The Great Gatsby by F. Scott Fitzgerald

tgg*This post contains spoilers, so if you are one of the few who have not read this classic, skip this post. 🙂

The Great Gatsby, published in 1925 by F. Scott Fitzgerald, was my fourth read for the 2013 TBR Pile Challenge sponsored by Adam over at Roof Beam Reader. I had never read this selection, not even in high school. I really had no idea what to expect. Fitzgerald’s writing – the language … the words …the sentences –  were fabulous, but I found the story, the plot, to be a little lacking for some reason. The action starts slow and ends with a bang, but perhaps I found it too predictable. Perhaps I was having a hard time trusting the narrator, Nick Carraway after he says: “Everyone suspects himself of at least one of the cardinal virtues, and this is mine: I am one of the few honest people that I have ever known.”
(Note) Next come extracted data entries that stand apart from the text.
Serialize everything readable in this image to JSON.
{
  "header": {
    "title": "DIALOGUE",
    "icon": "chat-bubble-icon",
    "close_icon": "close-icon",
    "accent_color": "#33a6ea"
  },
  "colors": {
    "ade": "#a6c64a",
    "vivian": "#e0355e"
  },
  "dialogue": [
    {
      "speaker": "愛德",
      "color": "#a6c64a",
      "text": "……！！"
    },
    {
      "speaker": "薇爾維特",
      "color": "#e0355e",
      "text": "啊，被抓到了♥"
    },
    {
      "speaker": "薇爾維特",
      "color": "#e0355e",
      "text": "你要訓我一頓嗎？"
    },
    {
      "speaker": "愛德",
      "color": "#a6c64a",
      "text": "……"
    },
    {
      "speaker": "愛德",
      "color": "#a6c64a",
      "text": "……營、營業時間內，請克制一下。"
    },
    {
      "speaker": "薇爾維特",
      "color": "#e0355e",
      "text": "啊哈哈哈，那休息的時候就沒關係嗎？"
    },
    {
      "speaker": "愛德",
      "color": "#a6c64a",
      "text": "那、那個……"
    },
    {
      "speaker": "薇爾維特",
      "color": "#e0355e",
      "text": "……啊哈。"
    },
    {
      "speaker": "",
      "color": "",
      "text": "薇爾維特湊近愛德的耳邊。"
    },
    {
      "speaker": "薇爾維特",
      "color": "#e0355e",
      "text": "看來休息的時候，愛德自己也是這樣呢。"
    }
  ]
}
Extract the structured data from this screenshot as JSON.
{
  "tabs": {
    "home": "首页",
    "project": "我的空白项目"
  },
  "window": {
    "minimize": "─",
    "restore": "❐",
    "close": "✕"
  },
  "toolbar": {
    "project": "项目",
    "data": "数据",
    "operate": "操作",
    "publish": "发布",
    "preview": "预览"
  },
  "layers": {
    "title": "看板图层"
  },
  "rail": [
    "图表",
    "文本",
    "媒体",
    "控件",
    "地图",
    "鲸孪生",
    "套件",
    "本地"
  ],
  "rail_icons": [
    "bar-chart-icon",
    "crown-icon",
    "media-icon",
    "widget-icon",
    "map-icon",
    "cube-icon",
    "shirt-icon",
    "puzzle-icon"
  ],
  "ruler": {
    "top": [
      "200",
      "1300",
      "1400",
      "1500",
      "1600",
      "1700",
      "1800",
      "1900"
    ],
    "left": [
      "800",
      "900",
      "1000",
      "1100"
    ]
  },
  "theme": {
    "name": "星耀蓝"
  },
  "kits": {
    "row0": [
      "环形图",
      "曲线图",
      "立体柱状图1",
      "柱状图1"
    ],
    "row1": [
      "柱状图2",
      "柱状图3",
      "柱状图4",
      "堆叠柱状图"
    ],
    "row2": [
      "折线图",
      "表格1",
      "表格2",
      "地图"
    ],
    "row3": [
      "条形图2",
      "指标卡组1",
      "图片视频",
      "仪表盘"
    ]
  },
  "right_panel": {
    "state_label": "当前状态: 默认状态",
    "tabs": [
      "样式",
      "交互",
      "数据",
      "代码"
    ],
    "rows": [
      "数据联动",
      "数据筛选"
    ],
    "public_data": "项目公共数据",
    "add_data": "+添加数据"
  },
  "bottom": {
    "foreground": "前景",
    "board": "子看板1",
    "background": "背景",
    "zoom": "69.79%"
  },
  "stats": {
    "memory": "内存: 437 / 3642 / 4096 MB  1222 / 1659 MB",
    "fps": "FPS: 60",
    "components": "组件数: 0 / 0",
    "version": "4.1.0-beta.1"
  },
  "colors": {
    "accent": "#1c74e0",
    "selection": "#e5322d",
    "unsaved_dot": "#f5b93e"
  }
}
But, isn’t it Gatsby we aren’t supposed to trust? Jay Gatsby … the ultimate American self-made man, right down to his name. I adored him. Something about the mystery, sadness, and darkness that surrounded him really appealed to me. Then there is Daisy. I don’t think I have disliked a character the way I disliked her in a long time. Fitzgerald says: “Her voice is full of money.” So shallow … there was nothing to her, like she was a wisp that could just blow away with the slightest wind. Choosing wealth, security, the easy thing at every turn. What did Gatsby see in her? Why would he have gone to such lengths to bring her back to him? And for her to not even acknowledge his death … his blood that was ultimately on her hands … I could not fathom. It was so sad that no one came to his funeral, but I should not have been surprised. None of those “friends” ever really knew him. They were just fascinated with the idea of him, with what he represented, with what he could provide them. Fitzgerald’s words about Daisy and Tom not only describe them, but most of the people who had surrounded Gatsby in West Egg: “They were careless people, Tom and Daisy – they smashed up things and creatures and then retreated back into their money or their vast carelessness, or whatever it was that kept them together, and let other people clean up the mess they had made.”

f. scottFavorite quotes:

* “Reserving judgments is a matter of infinite hope.”

* “And I like large parties. They’re so intimate. At small parties there isn’t any privacy.”

* “There are only the pursued, the pursuing, the busy, and the tired.”

* “So we beat on, boats against the current, borne back ceaselessly into the past.”

Early on, Fitzgerald foreshadows how things will end for Nick and Gatsby’s friendship: “When I looked once more for Gatsby he had vanished, and I was alone again in the unquiet darkness.” Much like Gatsby was “borne back ceaselessly into {his} past” with Daisy, I assume it may have been the same for Nick with Gatsby … that he was haunted by him. Although the story may have been lacking for me somehow, I find that I am still thinking about this little novel, days later. Perhaps I am also haunted just a little bit by Jay Gatsby.

This is certainly a cautionary tale about the carelessness that seems to be a fixture of the Jazz Age. The 20s have never been one of my favorite periods in history, maybe because I do not know a lot about this period. It is growing on me though, as I begin to explore the writers and literature of this age.